Il Consiglio ed il Parlamento europeo, in questi giorni, stanno cercando un accordo per approvare entro giugno un testo normativo relativo a procedure valide in tutta l’Europa per i rimpatri dei migranti irregolari non comunitari. Il confronto, protrattosi per tutto il 2007, tra gli Stati membri, in seno al Consiglio, e le Istituzioni dell’Ue aveva portato ad un progetto di mediazione a cura del deputato europeo Manfred Weber (PPE), ma tale proposta di direttiva per uniformare le espulsioni non ha trovato consenso unanime, né all’interno dell’Assemblea, né tra i 27 Paesi europei; i loro ambasciatori venerdì scorso non l’hanno approvata.

 

Infatti, da una parte ci sono le critiche dei gruppi parlamentari di sinistra, contrari ad una regolamentazione che a loro avviso si allinea alle posizioni dei Paesi con pratiche nazionali più restrittive, dall’altra Paesi come la Francia, la Germania a cui si aggiungerà l’Italia, i quali rappresentano il fronte rigorista e che non intendono cedere sulla questione del “divieto di ritorno” degli stranieri allontanati.
Una delle questioni principali oggetto di scontro è quella riguardante il periodo massimo di detenzione temporanea per i cittadini non comunitari trovati senza permesso di soggiorno, da sei mesi a diciotto in casi particolari (come di minaccia per l’ordine pubblico), secondo il testo proposto. Attualmente si riscontrano differenze di limiti temporali di permanenza nei centri tra i vari Paesi europei, si va dai 32 giorni della Francia, ai 60 dell’Italia, fino ai 18 mesi della Germania, mentre la Spagna intende aumentare i 40 giorni previsti. La durata della detenzione è illimitata nel Regno Unito, in Olanda, Danimarca e Svezia.

I Parlamentari europei nella loro relazione di accompagnamento al progetto hanno posto l’accento sulla necessità di procedure che garantiscano i diritti umani sostenendo emendamenti ad hoc che prevedono per esempio un ruolo di monitoraggio alle organizzazioni non governative, codici di condotta umanitari a livello nazionale, chiara definizione delle zone di transito.

Per quanto riguarda il divieto di ritorno con un limite temporale di cinque anni, in seguito all’«allontanamento», anche in questo caso non sì è raggiunto un accordo. Le perplessità i alcuni Stati si pongono sul timore che la direttiva, così come formulata, induca ad adottare – come misura ordinaria – l’accompagnamento alla frontiera poiché, diversamente, nei casi di rimpatrio volontario non sarebbe possibile vietare il reingresso. Per i minori accompagnati la proposta di direttiva prevedeva che questi e le loro famiglie non possono essere trattenuti che per un breve periodo di tempo ed in casi particolari, e assicura loro libero accesso all’istruzione.
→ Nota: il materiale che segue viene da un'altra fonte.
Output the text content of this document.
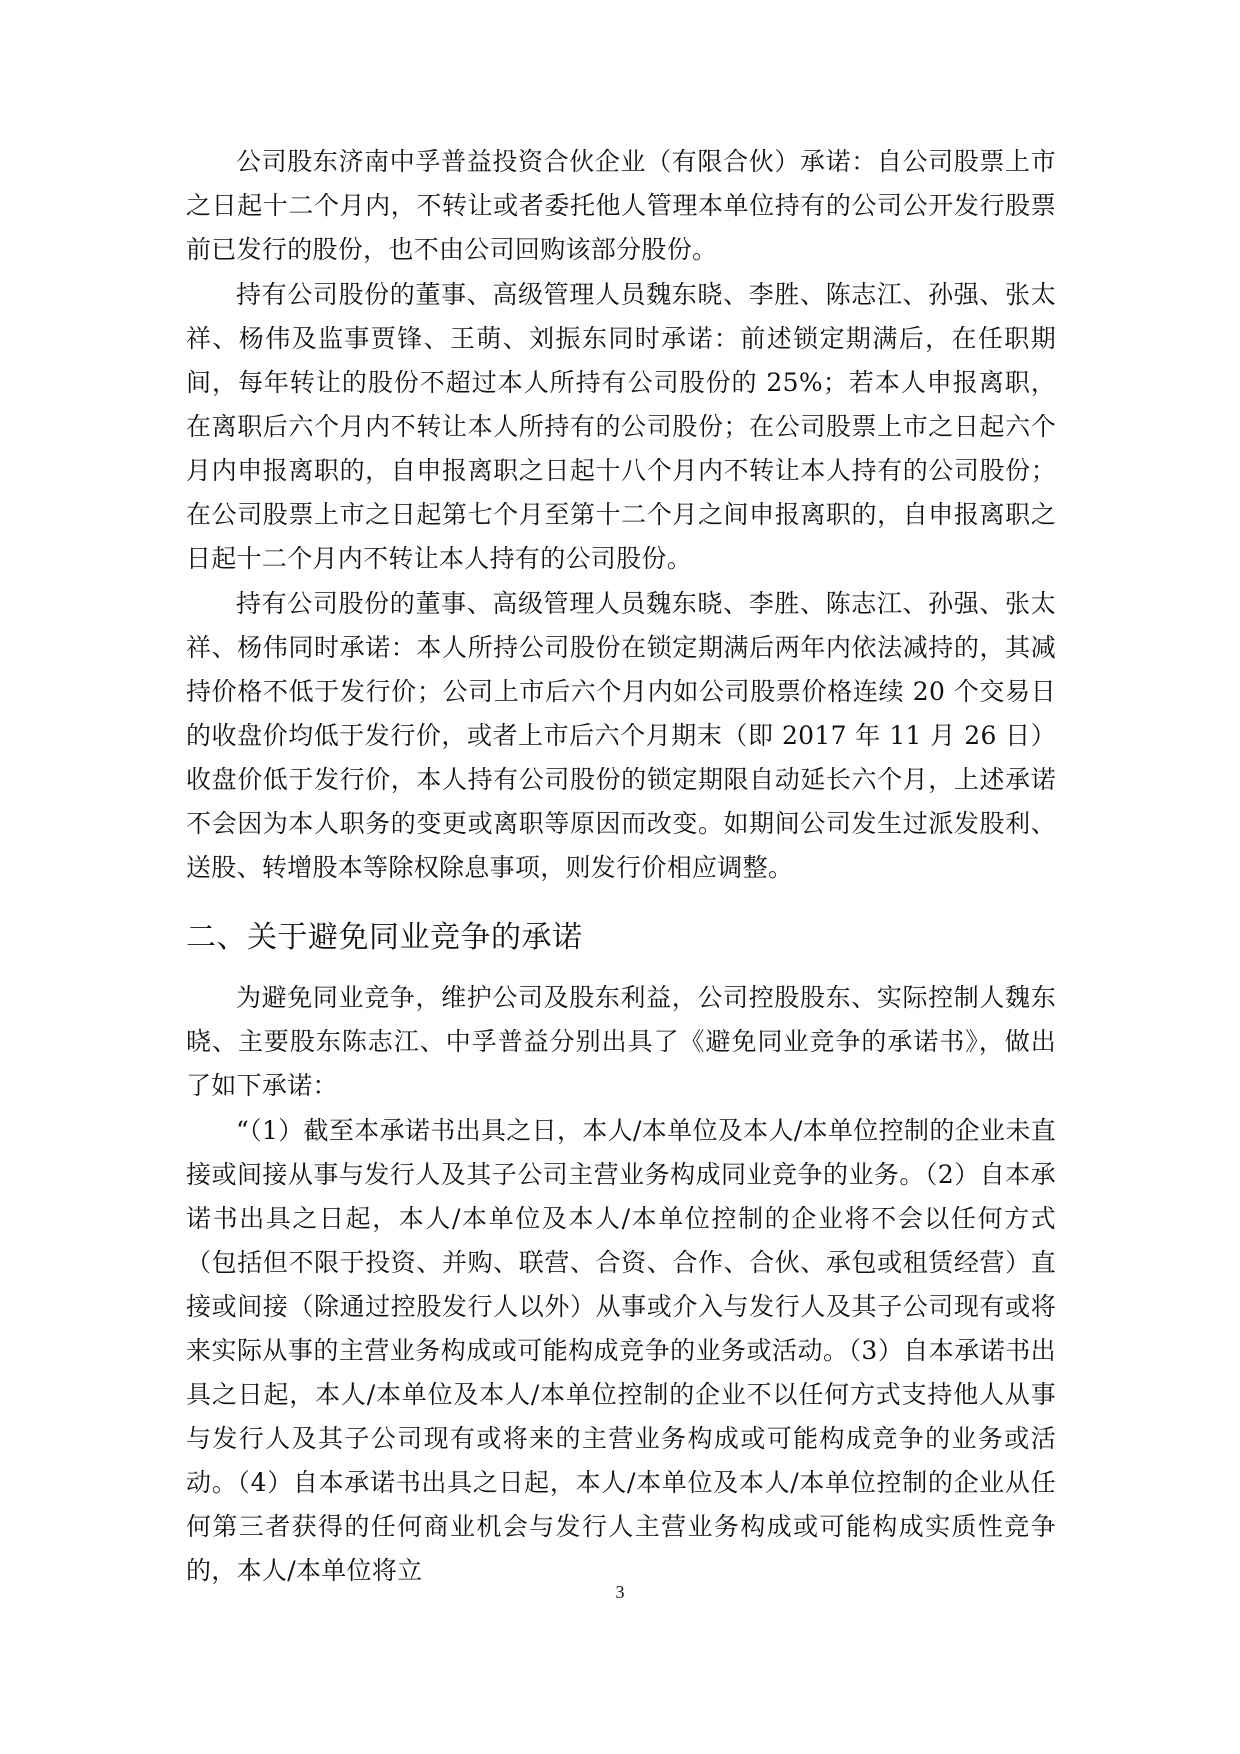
公司股东济南中孚普益投资合伙企业（有限合伙）承诺：自公司股票上市之日起十二个月内，不转让或者委托他人管理本单位持有的公司公开发行股票前已发行的股份，也不由公司回购该部分股份。

持有公司股份的董事、高级管理人员魏东晓、李胜、陈志江、孙强、张太祥、杨伟及监事贾锋、王萌、刘振东同时承诺：前述锁定期满后，在任职期间，每年转让的股份不超过本人所持有公司股份的 25%；若本人申报离职，在离职后六个月内不转让本人所持有的公司股份；在公司股票上市之日起六个月内申报离职的，自申报离职之日起十八个月内不转让本人持有的公司股份；在公司股票上市之日起第七个月至第十二个月之间申报离职的，自申报离职之日起十二个月内不转让本人持有的公司股份。

持有公司股份的董事、高级管理人员魏东晓、李胜、陈志江、孙强、张太祥、杨伟同时承诺：本人所持公司股份在锁定期满后两年内依法减持的，其减持价格不低于发行价；公司上市后六个月内如公司股票价格连续 20 个交易日的收盘价均低于发行价，或者上市后六个月期末（即 2017 年 11 月 26 日）收盘价低于发行价，本人持有公司股份的锁定期限自动延长六个月，上述承诺不会因为本人职务的变更或离职等原因而改变。如期间公司发生过派发股利、送股、转增股本等除权除息事项，则发行价相应调整。

二、关于避免同业竞争的承诺

为避免同业竞争，维护公司及股东利益，公司控股股东、实际控制人魏东晓、主要股东陈志江、中孚普益分别出具了《避免同业竞争的承诺书》，做出了如下承诺：

“（1）截至本承诺书出具之日，本人/本单位及本人/本单位控制的企业未直接或间接从事与发行人及其子公司主营业务构成同业竞争的业务。（2）自本承诺书出具之日起，本人/本单位及本人/本单位控制的企业将不会以任何方式（包括但不限于投资、并购、联营、合资、合作、合伙、承包或租赁经营）直接或间接（除通过控股发行人以外）从事或介入与发行人及其子公司现有或将来实际从事的主营业务构成或可能构成竞争的业务或活动。（3）自本承诺书出具之日起，本人/本单位及本人/本单位控制的企业不以任何方式支持他人从事与发行人及其子公司现有或将来的主营业务构成或可能构成竞争的业务或活动。（4）自本承诺书出具之日起，本人/本单位及本人/本单位控制的企业从任何第三者获得的任何商业机会与发行人主营业务构成或可能构成实质性竞争的，本人/本单位将立

3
Gli avversari della proposta rifiutano in toto la previsione di detenzione per i minori.

Ancora una volta le diverse politiche nazionali restrittive o meno si confrontano con serie difficoltà nel definire norme su procedure comuni. Con l’allargamento della zona Schengen a molti dei Paesi europei dell’ex-blocco orientale, malgrado controlli rafforzati, il flussi dei cittadini stranieri in cerca di un futuro migliore non accennano a diminuire, l’immigrazione illegale è un problema sempre più difficile da risolvere a livello nazionale e gli Stati membri hanno compreso l’importanza di un’azione congiunta per favorire l’immigrazione legale, combattere quella illegale ed il traffico degli esseri umani. Si tratta di cercare una soluzione anche attraverso un compromesso, certamente non da facile da raggiungere.